What is caretaker housing?
Caretaker housing is almost exclusively at secondary schools. It was provided when it was necessary to have a live-on-site caretaker for security or because it was hard to get tradespeople due to location. As provision is historical, there’s no policy to increase the number of caretaker houses.
Boards of trustees look after caretaker houses
Boards of trustees must:
- arrange tenants
- do property inspections
- collect the bond and rent
- do annual rent reviews
- manage tenancy disputes
- pay for all operating costs, including rates
- arrange and pay for maintenance work and upgrades.
Boards must remit the rent to the housing contractor, who in turn remits this to the Ministry each month.
Help with caretaker matters
If you have any queries about caretakers rents, contact Payroll Services at the Ministry of Education National office.

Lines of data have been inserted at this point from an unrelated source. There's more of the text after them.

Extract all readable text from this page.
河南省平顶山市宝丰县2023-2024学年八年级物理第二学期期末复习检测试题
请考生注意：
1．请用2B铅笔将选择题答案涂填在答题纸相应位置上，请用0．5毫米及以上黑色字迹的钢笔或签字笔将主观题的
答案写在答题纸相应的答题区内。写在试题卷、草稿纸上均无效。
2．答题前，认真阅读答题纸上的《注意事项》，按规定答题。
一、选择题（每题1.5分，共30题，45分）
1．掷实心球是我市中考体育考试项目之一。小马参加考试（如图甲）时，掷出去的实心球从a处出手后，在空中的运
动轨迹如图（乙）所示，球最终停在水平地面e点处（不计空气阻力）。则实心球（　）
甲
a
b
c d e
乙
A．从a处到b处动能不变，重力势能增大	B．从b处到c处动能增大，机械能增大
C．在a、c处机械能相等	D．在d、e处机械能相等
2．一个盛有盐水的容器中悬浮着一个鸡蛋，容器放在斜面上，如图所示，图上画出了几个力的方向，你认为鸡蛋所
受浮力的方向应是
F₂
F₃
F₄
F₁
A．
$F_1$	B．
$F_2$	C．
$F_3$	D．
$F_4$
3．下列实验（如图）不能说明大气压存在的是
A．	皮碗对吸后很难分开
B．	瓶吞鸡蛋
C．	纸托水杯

For help with tenancy matters contact Darroch Limited, the Ministry’s National Housing Contractor:
Phone 0800 800 885 or 04-472 3529, Fax 04-472 0713
PO Box 1545, Wellington.
Maintaining caretaker houses
Boards get funding for property maintenance in their operational funding, in the same way as other school property. Therefore, you must plan for routine maintenance on the house in your Ten Year Property Plan (10YPP) to prevent it becoming run down.
For more information go to 10YPP process.
What if the house needs capital work?
If your caretaker house needs any non-discretionary capital upgrades to ensure the health and safety of tenants, for example a new roof, talk to your local Ministry of Education office about putting in a submission.
When considering your submission, the Ministry will assess whether the house has been adequately maintained. If we find the capital work is needed because the routine maintenance has been neglected, and the maintenance costs to bring the house to standard are too high, we will consider demolition or disposal.
If the submission is approved, the funding comes out from the unforeseen capital works funding. The Ministry will not pay for non-discretionary capital upgrades, such as remodelling a kitchen. You must budget for this from surplus operational funding.
Caretaker houses won’t be replaced
Boards are not required to arrange or pay for insurance on caretaker houses and the Ministry will not replace a caretaker house that is totally destroyed. This is because provision of caretaker houses is historical and there’s no policy to provide new ones or replace old ones once they have passed their useful life or become uninhabitable.
However, the Ministry may, at its discretion, fix damage under its Catastrophic Loss policy.